A hike a drama and a wall ...

We stayed in an excellent hotel last night (feather pillows, baked beans and bacon for breakfast) and set off on our 25.5 km walk to Heddon on the Wall, and a further 3.5 km hike to our accomodation for the night. Or so we thought ….

This first photo was taken a couple of hours into our walk. To be honest, while Newcastle’s industrial area, the starting point for our walk across England along the route of Hadrian’s Wall, was interesting and the tidal river Tyne was our constant companion, we were happy to leave this bustling city behind and set off for the country, birdsong, and glimpses of the wall. Alas!

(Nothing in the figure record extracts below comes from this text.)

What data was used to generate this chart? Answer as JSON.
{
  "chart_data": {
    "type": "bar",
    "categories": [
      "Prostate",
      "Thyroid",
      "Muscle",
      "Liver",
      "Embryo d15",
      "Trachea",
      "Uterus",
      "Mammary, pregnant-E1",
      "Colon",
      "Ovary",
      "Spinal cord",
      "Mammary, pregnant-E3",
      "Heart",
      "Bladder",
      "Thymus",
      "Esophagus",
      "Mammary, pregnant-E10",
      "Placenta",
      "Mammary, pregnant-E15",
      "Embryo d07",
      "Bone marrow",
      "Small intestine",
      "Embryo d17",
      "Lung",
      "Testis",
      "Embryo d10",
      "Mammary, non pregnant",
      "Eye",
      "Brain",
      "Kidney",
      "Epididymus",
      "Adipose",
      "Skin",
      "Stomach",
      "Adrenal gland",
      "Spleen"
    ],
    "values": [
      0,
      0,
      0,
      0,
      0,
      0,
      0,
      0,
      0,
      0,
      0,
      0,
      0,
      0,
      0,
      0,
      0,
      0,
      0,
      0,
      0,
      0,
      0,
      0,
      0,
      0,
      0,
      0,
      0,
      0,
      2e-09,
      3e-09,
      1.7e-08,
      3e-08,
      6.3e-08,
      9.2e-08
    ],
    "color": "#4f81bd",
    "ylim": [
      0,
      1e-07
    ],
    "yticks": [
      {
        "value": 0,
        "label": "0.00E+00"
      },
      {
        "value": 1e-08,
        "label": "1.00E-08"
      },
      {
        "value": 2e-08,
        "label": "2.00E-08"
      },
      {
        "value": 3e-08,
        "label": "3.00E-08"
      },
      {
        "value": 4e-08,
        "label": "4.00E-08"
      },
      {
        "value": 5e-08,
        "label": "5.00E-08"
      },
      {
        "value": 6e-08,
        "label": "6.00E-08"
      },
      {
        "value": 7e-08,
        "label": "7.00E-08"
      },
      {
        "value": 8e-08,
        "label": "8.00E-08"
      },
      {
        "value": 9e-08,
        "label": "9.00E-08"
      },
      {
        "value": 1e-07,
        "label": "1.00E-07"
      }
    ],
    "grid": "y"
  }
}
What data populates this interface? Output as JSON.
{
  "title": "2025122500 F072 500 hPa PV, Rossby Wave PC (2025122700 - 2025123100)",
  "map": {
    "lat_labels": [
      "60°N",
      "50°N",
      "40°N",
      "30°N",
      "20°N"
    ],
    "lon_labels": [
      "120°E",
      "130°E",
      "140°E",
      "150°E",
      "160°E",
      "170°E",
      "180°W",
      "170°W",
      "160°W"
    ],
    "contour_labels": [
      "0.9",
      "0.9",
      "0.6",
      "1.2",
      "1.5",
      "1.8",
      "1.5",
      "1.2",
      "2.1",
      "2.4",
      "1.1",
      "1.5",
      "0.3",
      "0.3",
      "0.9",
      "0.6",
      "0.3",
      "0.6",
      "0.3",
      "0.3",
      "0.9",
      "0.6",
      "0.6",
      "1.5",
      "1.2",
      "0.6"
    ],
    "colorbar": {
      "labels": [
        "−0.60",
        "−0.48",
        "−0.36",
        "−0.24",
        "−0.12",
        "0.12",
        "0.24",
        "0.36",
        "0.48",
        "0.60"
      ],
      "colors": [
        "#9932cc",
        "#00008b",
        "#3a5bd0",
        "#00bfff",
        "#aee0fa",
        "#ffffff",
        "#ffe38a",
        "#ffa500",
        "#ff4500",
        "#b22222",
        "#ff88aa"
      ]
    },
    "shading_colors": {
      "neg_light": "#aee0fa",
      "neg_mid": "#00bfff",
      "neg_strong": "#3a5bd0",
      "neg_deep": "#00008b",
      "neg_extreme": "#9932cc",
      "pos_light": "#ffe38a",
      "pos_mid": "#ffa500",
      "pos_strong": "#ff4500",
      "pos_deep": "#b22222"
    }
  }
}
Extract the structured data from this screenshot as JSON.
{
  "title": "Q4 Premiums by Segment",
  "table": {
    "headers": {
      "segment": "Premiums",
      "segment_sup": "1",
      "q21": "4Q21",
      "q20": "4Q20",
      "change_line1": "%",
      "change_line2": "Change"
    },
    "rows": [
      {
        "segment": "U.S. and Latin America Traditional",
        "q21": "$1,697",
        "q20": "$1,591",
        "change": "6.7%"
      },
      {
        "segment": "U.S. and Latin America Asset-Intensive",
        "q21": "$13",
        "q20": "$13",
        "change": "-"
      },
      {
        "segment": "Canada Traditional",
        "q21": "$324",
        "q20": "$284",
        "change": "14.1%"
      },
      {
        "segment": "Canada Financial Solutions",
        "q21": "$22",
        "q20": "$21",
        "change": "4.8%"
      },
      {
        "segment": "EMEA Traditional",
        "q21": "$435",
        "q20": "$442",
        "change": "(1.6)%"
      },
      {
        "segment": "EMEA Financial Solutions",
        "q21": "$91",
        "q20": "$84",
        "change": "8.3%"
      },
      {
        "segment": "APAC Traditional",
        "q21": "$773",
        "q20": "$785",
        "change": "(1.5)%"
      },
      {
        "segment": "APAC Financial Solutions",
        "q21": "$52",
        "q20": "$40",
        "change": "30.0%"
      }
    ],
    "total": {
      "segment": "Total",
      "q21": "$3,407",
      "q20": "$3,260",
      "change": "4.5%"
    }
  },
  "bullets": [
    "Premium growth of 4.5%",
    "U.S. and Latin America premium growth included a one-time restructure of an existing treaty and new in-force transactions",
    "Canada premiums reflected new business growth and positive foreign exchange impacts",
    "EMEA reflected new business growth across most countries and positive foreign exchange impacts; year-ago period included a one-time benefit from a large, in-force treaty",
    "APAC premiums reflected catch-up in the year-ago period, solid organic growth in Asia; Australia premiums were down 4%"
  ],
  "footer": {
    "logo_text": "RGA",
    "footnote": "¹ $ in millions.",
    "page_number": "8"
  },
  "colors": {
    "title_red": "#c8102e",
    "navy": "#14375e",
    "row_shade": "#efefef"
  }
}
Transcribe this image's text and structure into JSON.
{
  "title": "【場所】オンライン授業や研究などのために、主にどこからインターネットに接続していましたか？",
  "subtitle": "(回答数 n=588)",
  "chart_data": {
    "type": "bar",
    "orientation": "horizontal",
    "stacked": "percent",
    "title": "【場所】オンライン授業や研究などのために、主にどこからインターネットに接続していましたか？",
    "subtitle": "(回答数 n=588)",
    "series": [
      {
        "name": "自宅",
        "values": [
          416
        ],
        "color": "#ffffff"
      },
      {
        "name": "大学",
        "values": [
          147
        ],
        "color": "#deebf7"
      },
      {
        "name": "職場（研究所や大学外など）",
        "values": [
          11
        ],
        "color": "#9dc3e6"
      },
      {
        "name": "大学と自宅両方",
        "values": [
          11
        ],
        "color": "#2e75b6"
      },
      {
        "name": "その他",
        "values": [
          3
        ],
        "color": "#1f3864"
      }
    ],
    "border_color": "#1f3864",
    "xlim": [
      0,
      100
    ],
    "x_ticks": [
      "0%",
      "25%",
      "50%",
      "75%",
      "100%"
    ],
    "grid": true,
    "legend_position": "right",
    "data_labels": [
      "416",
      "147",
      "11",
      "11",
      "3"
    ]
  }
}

We’d hiked a considerable distance along the Tyne when I asked Mr Darcy (for the rest of this post known as Mr Collins for reasons which shall soon become obvious) whether I could have his phone (mine was kept securely in my bag) to take a photo. Mr Collins tapped his front pockets. His back pockets. His shirt pockets. His trouser pockets. He searched his bag. And my bag. His phone was not there!

I have strengths as a travelling companion, but keeping records of bank accounts and flights and numerous other things are not amongst them. They are Mr Collin's’s strengths, so losing his phone was, particularly as we were far from home, SERIOUS. Supportively calm (in the circumstances) I endorsed his plan to go back to the place where, after taking a photo, we had sat briefly on a bench to have a sip from our water bottles. Mr Collins left me his backpack so I could search (again!) and I also searched my backpack. Meanwhile (interestingly as I had earlier that morning said, after Mr Collins had commented on the unusual arm motions of a man who ran past us, that I hadn’t seen him run in quite a number of years) Mr Collins took off at speed to retrace our steps.

After searching the backpacks, I lugged them on my back and followed along behind. I also asked various Newcastle locals (particularly those with prams as those with prams are typically thoughtful and observant people) what they would do if they lost a phone and where was the local police station. Most told me that if anyone of criminal intent found the phone, they’d send it offshore for parts (not a positive response) or if not of criminal intent, they would hand it in ‘somewhere’ where it would be lost in a black hole of bureaucracy. Knowing that if we didn’t find the phone short term, we’d have to shut down bank accounts and so on, I anxiously walked in the direction from which we had come.

And I walked and walked. Because it turned out Mr Collins and I had walked two kilometres from where we’d sat on the bench. Quite the distance. In addition to accosting innocent passersby with queries about the phone, I took my phone out of my back back. I searched ‘find my phone’ to find that even though two of my sons and Mr Collins could find MY phone, I could not find his. But then I received a call! As it was Mr Collins’s number, I answered cautiously. Was it a criminal? No! It was Mr Collins. After looking under every park bench (because he’d forgotten where we had sat), he’d found the phone!

Crisis averted except … We’d walked an extra four kilometres! Meaning our total for the day would be 32 kilometres, not 28. But we were happy to have the phone!

Having passed Newcastle and the outskirts, we moved into the lovely countryside of Northumberland. Our accomodation didn’t have a pub close by, so we bought bread, cheese and ham and that’s what we had for dinner (also wine to celebrate finding the phone and not expiring during the hike).

Ailments: My feet are my weak point on long hikes (a problem as they are attached to my legs). Currently I have ten hot poker toes attached to my feet, but I hope they will feel much better tomorrow. Nothing too grim, though I fear the second toe from each foot might lose a toe nail. Mr Collins is relatively well, but is groaning regularly in his sleep and mentioned ‘chafing’ on more than one occasion. We’re staying in a farm house in a lovely room with two large windows overlooking the fields close by. On the way here, we walked though fields and country paths framed by native flowers and handsome hedges. Plenty of animals too, particularly the gorgeous romance hearted dairy cattle.

And the wall! We saw snippets of wall and fort in the first few hours of our journey, but later this afternoon we saw an inspiring stretch of stones. I’ll give more details soon, but the AD 152ish original wall was planned to be 6 metres high and 3 metres wide, with a 6 metre deep ditch (with spikes) on one side of it. Every thousand steps (around a mile) there were forts and lookouts. Be gone, Scotts! We saw a magnificent portion of such a wall this afternoon, and I couldn’t believe how we were the only ones there, and could walk up and down its length - being so close the almost 2.000 year old stone wall was magical.

More tomorrow but I am exhausted from our adventures. On that, I’ve just remembered that while most Novocastrians were lovely (see phone drama, above), one man called me an f***ing idiot because he almost rode into me with his bike. I yelled back that he should have whistled (I said it a few times) and it was only when Mr Darcy looked discombobulated and yelled ‘use your bell’ that I appreciated I had committed a cycling faux pas.

Final photos are of our lovely stretch of wall, appropriately situated at Heddon On the Wall (a postcard picture village), and a celebratory cider at the end of our 32km journey.